Saturday, June 23, 2012

Qantas Engineering: unpiloted mystery flight

21 June 2012

Unions today questioned what strategy is in place at Qantas, as the company announced further job losses in aircraft maintenance ­ this time at its Sydney
operations.

120 Component Maintenance Engineers face an uncertain future following Qantas' announcement that it will close the Sydney component maintenance facility, transferring 747, and 767 component maintenance to Melbourne.

AMWU National Assistant Secretary Glenn Thompson said the cutbacks came just one month after Qantas announced the closure of its heavy maintenance facility at Tullamarine, with the loss of some 400 jobs.

No Strategy

"For Qantas maintenance workers, it feels like their jobs have boarded an unpiloted, mystery flight with no strategic flight plan programmed in," Mr Thompson said.
"One month jobs are going from one area, next month jobs are arriving but being lost elsewhere.
"Our concern is firstly for these workers and their families but more broadly about a lack of strategic thinking for Australia's national aviation engineering and maintenance capacity."
"We have called upon Minister Albanese and the Government to convene an Aviation Industry round table to discuss the direction of the industry and to ensure that Australia has a capacity to maintain aircraft into the future."

Skilled workforce being lost

ETU National Industrial Officer Matt Murphy said Qantas has continued, without pause or any consultation, to further reduce its highly skilled and dedicated engineering workforce.

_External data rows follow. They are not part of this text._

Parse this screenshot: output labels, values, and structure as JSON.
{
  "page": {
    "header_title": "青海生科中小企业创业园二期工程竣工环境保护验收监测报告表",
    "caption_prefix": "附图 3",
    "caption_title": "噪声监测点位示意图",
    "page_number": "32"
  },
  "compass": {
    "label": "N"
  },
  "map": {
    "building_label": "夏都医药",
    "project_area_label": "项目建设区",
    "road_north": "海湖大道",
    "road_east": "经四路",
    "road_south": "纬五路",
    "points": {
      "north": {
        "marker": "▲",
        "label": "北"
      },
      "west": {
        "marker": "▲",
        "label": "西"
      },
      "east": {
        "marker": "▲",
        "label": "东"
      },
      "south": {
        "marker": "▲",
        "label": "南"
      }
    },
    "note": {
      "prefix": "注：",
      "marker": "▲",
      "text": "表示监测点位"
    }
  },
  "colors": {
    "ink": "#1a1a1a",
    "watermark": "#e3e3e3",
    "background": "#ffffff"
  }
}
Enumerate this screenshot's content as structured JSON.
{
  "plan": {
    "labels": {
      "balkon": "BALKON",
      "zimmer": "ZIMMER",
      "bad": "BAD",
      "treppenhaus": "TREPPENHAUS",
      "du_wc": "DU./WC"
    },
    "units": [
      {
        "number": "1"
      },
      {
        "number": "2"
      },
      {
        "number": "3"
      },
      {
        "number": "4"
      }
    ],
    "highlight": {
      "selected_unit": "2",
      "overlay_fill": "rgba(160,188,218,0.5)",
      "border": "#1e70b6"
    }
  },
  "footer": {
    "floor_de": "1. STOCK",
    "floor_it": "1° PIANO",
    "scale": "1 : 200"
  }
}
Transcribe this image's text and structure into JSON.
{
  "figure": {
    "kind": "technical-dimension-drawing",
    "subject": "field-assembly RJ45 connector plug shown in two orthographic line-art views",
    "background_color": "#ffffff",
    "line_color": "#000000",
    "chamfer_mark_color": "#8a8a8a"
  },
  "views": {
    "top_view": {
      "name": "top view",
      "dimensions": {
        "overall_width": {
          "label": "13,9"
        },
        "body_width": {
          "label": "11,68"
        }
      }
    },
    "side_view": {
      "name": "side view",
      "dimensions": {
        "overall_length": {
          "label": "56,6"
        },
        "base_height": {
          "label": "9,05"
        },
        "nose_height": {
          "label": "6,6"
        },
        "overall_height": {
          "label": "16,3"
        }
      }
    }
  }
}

"Sooner or later, the question needs to be asked: with major Australian companies continually announcing restructures and cuts is this just the latest attack on Australian workers and their employment conditions?" Mr Murphy said.

Time for Qantas to come clean

AWU National Assistant Secretary Scott McDine said Qantas employs almost two­thirds of Australia's total aircraft maintenance workforce and is responsible for providing more than 50 per cent of the training and know how in the sector.

"We have major concerns that Qantas has no long term vision for its engineering operations," Mr McDine said.
"Qantas engineering is vital to Australia's ability to build and maintain its skills base in this sector.
"This is another blow to Qantas workers and their families and highlights the continued uncertainty that they face. It's time for Qantas to come clean with its long­term plans for its engineering operations".